De acordo com Franciel, as pautas de sua candidatura não ficam restritas apenas a comunidade LGBT+. “Entramos na esfera da Diversidade e Inclusão de cabeça mesmo. Temos proposta para pessoas com deficiência visíveis e ocultas, idosos, crianças e adolescentes, pessoas em situação de vulnerabilidade social, econômica e alimentar, sobre a importância da liberdade religiosa, sustentabilidade e saúde”, afirma.

“Todas essas pautas estão dentro das nossas propostas e por escrito para que, caso eu consiga chegar lá na Assembleia Legislativa Estadual, possam ir lá me cobrar. Essa luta é um compromisso. Irei lutar forte e trabalhar duro para conseguir”, acrescenta o candidato, que é um dos entrevistados no especial “Eleições 2022”, do Gay Blog BR.

Franciel Britos, candidato a deputado estadual pelo MDB de SC (Foto: Divulgação)

Confira na íntegra a entrevista com Franciel Britos

GAY BLOG BR: Qual a sua formação e trajetória profissional?  

Franciel Britos: Sou professor, trabalho com educação especial, também sou membro do Fórum Catarinense de Combate à Exploração Sexual de Crianças e Adolescentes, presidente do projeto Corrente do  Bem na Região de Tijucas, fui voluntário da Cruz Vermelha, estou Presidente do Núcleo Diversidade e Inclusão do MDB de Santa Catarina e sou candidato ao cargo de Deputado Estadual por Santa Catarina.  

Mas minha trajetória profissional veio bem antes.

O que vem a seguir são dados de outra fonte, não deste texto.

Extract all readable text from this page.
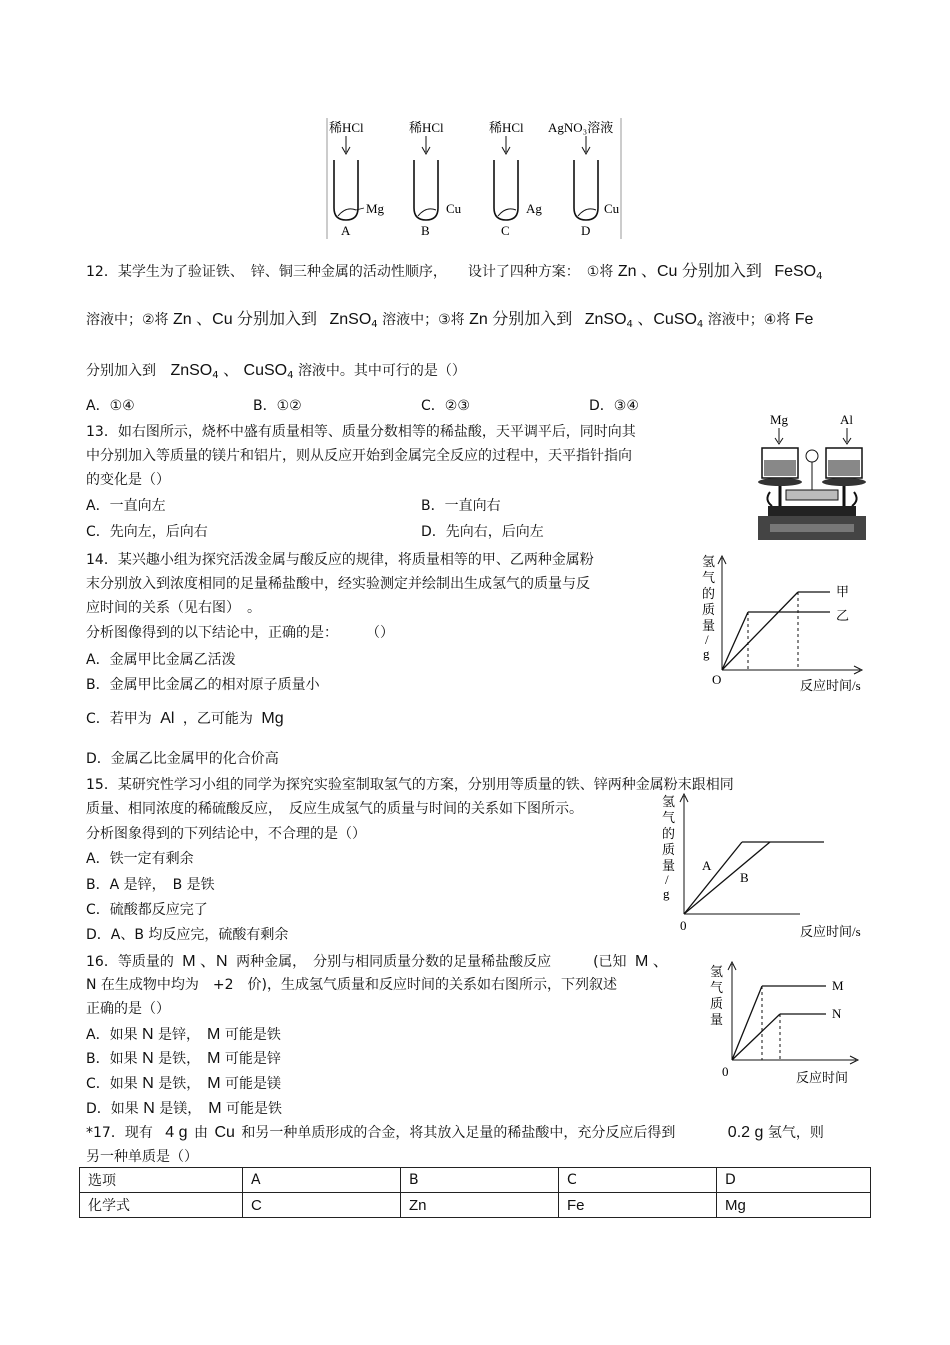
稀HCl
Mg
A
稀HCl
Cu
B
稀HCl
Ag
C
AgNO₃溶液
Cu
D
12．某学生为了验证铁、　锌、铜三种金属的活动性顺序，　　设计了四种方案：　①将 Zn 、Cu 分别加入到 FeSO$_4$
溶液中；②将 Zn 、Cu 分别加入到 ZnSO$_4$ 溶液中；③将 Zn 分别加入到 ZnSO$_4$ 、CuSO$_4$ 溶液中；④将 Fe
分别加入到 ZnSO$_4$ 、 CuSO$_4$ 溶液中。其中可行的是（）
A．①④	B．①②	C．②③	D．③④
13．如右图所示，烧杯中盛有质量相等、质量分数相等的稀盐酸，天平调平后，同时向其
中分别加入等质量的镁片和铝片，则从反应开始到金属完全反应的过程中，天平指针指向
的变化是（）
A．一直向左	B．一直向右
C．先向左，后向右	D．先向右，后向左
Mg	Al
14．某兴趣小组为探究活泼金属与酸反应的规律，将质量相等的甲、乙两种金属粉
末分别放入到浓度相同的足量稀盐酸中，经实验测定并绘制出生成氢气的质量与反
应时间的关系（见右图）　。
分析图像得到的以下结论中，正确的是：　　　（）
A．金属甲比金属乙活泼
B．金属甲比金属乙的相对原子质量小
C．若甲为 Al ，乙可能为 Mg
D．金属乙比金属甲的化合价高
氢
气
的
质
量
/
g
甲
乙
O	反应时间/s
15．某研究性学习小组的同学为探究实验室制取氢气的方案，分别用等质量的铁、锌两种金属粉末跟相同
质量、相同浓度的稀硫酸反应，　反应生成氢气的质量与时间的关系如下图所示。
分析图象得到的下列结论中，不合理的是（）
A．铁一定有剩余
B．A 是锌，　B 是铁
C．硫酸都反应完了
D．A、B 均反应完，硫酸有剩余
氢
气
的
质
量
/
g
A
B
0	反应时间/s
16．等质量的 M 、N 两种金属，　分别与相同质量分数的足量稀盐酸反应　　　(已知 M 、
N 在生成物中均为　+2　价)，生成氢气质量和反应时间的关系如右图所示，下列叙述
正确的是（）
A．如果 N 是锌，　 M 可能是铁
B．如果 N 是铁，　 M 可能是锌
C．如果 N 是铁，　 M 可能是镁
D．如果 N 是镁，　 M 可能是铁
氢
气
质
量
M
N
0	反应时间
*17．现有 4 g 由 Cu 和另一种单质形成的合金，将其放入足量的稀盐酸中，充分反应后得到	0.2 g 氢气，则
另一种单质是（）
选项	A	B	C	D
化学式	C	Zn	Fe	Mg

De família muito humilde, precisei aos 10 anos  trabalhar na coleta de reciclável. Só mais tarde pude voltar aos estudos e hoje estou terminando  minha formação em História. Sou casado há 13 anos com meu esposo Paulo, somos pais de quatro filhos. Também sou Pai de Sant  de Umbanda e logo serei também de Candomblé. 

GB: O que motivou a se candidatar?

Franciel: A minha história pessoal. Como disse anteriormente, desde muito cedo precisei aprender a  enfrentar a vida. Minha vida nunca foi fácil, mas aprendi muito e busco auxiliar quem precisa. Me ver homem gay na adolescência não foi simples pra mim e, nem para a minha família. Não houve aceitação.  

Hoje sou casado e meu companheiro e eu temos quatro filhos. Um deles é autista e foi aí um novo  aprendizado para nós. Nosso Eduardo está com 16 anos e o grau de autismo foi diminuindo. Hoje, trabalho com educação especial e senti na pele como a inclusão é importante.  

A cada luta, a cada dificuldade, a cada empurrão da vida me trouxe para a política, onde estou  hoje e, a minha luta é para realmente trazer a inclusão para todos. Pois estamos cansados de  sermos invisíveis na sociedade. Inclusão não é dar mais direitos, mas é fazer valer os que já existem na sua totalidade. Porque verdadeiramente não somos todos iguais na sociedade, mesmo que a lei assim determine. Somos reiteradamente restringidos ao nosso acesso aos direitos. Precisamos de medidas que equilibram essa balança. É por isso que luto. Minha bandeira é fazer de Santa Catarina um Estado mais inclusivo. 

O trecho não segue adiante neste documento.